Il Giappone è un Paese dove il tasso di disoccupazione si aggira intorno al 2,5%, cioè il valore più basso degli ultimi 25 anni nonché il più basso al mondo. Potrebbe sembrare un paradosso, eppure Tokyo soffre di una grave carenza di manodopera. Anni di errate politiche e dinamiche sociali irreversibili hanno spinto Shinzo Abe a lanciare una proposta particolare. Il governo ha infatti esortato le aziende a estendere la pensione dei loro dipendenti fino a 70 anni. Colpa di una popolazione sempre più vecchia e priva di un adeguato ricambio generazionale.
Una popolazione over 65
Ma cosa sta succedendo al Giappone? Spiegato in poche parole, quasi tutti i giapponesi hanno un’occupazione ma la maggior parte di loro è prossima alla pensione. Il guaio è che alle aziende mancano forze fresche perché quella nipponica è una popolazione sempre più vecchia ogni anno che passa. Senza nuovi innesti da inserire nel mondo del lavoro, l’economia del Paese rischia di fermarsi. Per bloccare un processo disastroso Tokyo aveva di fronte a sé due scelte.
I lavoratori stranieri non sono la soluzione
La prima era quella di aprire il Giappone all’immigrazione. Tanti lavoratori asiatici sarebbero stati disposti a trasferirsi nell’isola per dedicarsi a qualsiasi mansione pur di uscire dalla povertà. Niente da fare, Abe non ha aperto nessuna porta; semmai ha liberato una piccola fessura dal quale è potuto passare un numero limitato di lavoratori stranieri. La seconda scelta, quella che alla fine applicherà Tokyo, si basava sull’innalzamento dell’età pensionabile dei lavoratori autoctoni; così sarà, visto che le imprese sono state sollecitate a estendere l’età pensionabile dei dipendenti.
L’età pensionabile slitterà presto a 70 anni
L’età pensionabile in Giappone è fissata a 65 anni, anche se molte imprese stabiliscono il limite a 60. Molto presto l’asticella potrebbe legalmente salire fino a 70 anni. Per il momento Abe ha soltanto lanciato un appello alle aziende, ma il governo giapponese l’anno prossimo prevede di presentare una proposta di legge al parlamento. Attualmente, dunque, non scatterà alcuna sanzione se i datori di lavoro non confermeranno i dipendenti più anziani o se questi si rifiuteranno di continuare oltre i 65 anni.
Numeri da incubo
Arrivare a una soluzione così drastica era l’unico modo per arginare una feroce crisi demografica. I numeri sono sconcertanti. Il Giappone ha circa 126 milioni di abitanti e uno su quattro supera i 65 anni. Allargando la lente sui lavoratori si scopre che su 66 milioni di tute blu ben il 13% appartiene alla fascia over 65. Una proiezione da incubo prevede che entro il 2030 a Tokyo mancheranno 6 milioni di lavoratori, con un conseguente tonfo economico.

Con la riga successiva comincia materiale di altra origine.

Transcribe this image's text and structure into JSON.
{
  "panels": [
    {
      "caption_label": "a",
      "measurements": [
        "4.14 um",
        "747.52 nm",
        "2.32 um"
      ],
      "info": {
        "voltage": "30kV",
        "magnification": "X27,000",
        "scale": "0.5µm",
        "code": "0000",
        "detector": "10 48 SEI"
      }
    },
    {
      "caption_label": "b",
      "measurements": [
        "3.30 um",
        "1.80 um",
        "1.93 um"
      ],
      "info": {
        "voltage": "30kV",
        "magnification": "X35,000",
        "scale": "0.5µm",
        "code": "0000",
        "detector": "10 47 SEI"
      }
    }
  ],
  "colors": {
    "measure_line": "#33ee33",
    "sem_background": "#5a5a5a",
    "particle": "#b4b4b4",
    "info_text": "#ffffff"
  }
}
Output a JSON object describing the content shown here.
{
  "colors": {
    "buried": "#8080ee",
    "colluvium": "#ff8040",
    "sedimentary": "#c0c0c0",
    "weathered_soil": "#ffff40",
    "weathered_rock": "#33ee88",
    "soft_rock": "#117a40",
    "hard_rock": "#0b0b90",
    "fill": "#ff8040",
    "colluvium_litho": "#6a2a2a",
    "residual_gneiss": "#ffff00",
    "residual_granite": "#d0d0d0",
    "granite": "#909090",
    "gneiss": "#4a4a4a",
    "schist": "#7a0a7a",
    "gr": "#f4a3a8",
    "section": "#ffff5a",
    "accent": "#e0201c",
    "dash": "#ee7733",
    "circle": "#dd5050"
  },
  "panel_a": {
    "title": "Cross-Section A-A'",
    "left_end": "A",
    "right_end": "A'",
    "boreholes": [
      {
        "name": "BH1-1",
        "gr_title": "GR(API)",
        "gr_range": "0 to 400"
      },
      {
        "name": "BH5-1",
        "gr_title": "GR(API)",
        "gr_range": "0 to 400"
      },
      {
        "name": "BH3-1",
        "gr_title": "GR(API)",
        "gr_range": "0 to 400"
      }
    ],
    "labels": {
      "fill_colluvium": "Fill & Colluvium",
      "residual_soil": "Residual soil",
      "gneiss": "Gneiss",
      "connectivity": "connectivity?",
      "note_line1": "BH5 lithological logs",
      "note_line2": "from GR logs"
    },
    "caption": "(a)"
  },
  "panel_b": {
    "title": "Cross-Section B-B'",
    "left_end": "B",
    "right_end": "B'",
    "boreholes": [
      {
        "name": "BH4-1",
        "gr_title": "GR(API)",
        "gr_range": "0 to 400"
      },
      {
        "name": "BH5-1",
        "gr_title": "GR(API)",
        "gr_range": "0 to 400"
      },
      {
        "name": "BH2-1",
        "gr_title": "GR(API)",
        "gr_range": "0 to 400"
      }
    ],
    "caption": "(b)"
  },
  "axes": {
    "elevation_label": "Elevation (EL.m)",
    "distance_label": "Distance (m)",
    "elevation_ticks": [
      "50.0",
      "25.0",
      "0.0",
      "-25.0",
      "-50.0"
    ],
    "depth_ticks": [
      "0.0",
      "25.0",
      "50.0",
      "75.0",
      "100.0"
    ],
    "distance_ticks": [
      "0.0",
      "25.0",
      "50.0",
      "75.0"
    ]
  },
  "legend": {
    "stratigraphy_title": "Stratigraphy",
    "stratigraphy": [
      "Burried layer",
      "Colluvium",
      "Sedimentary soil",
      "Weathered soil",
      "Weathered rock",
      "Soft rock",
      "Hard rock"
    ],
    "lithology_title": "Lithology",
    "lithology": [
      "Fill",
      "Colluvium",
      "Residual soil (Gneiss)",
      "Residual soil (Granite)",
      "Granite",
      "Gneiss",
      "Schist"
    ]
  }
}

Gli anziani di nuovo al centro
Se molti Paesi occidentali, per far fronte a problemi simili, hanno scelto sia di alzare l’età pensionabile che aprirsi all’immigrazione, il Giappone ha optato solo per la prima strada: valorizzare l’esperienza dei lavoratori più anziani. I lavoratori stranieri, per il Giappone, sono anzi un problema da contenere, principalmente per motivi identitari e culturali. La scelta di Shinzo Abe in parte è utilitaristica ma racchiude anche un’idea che sta a cuore al popolo giapponese; cioè non considerare gli anziani fardelli ma punti fermi della società, grazie alla loro saggezza ed esperienza.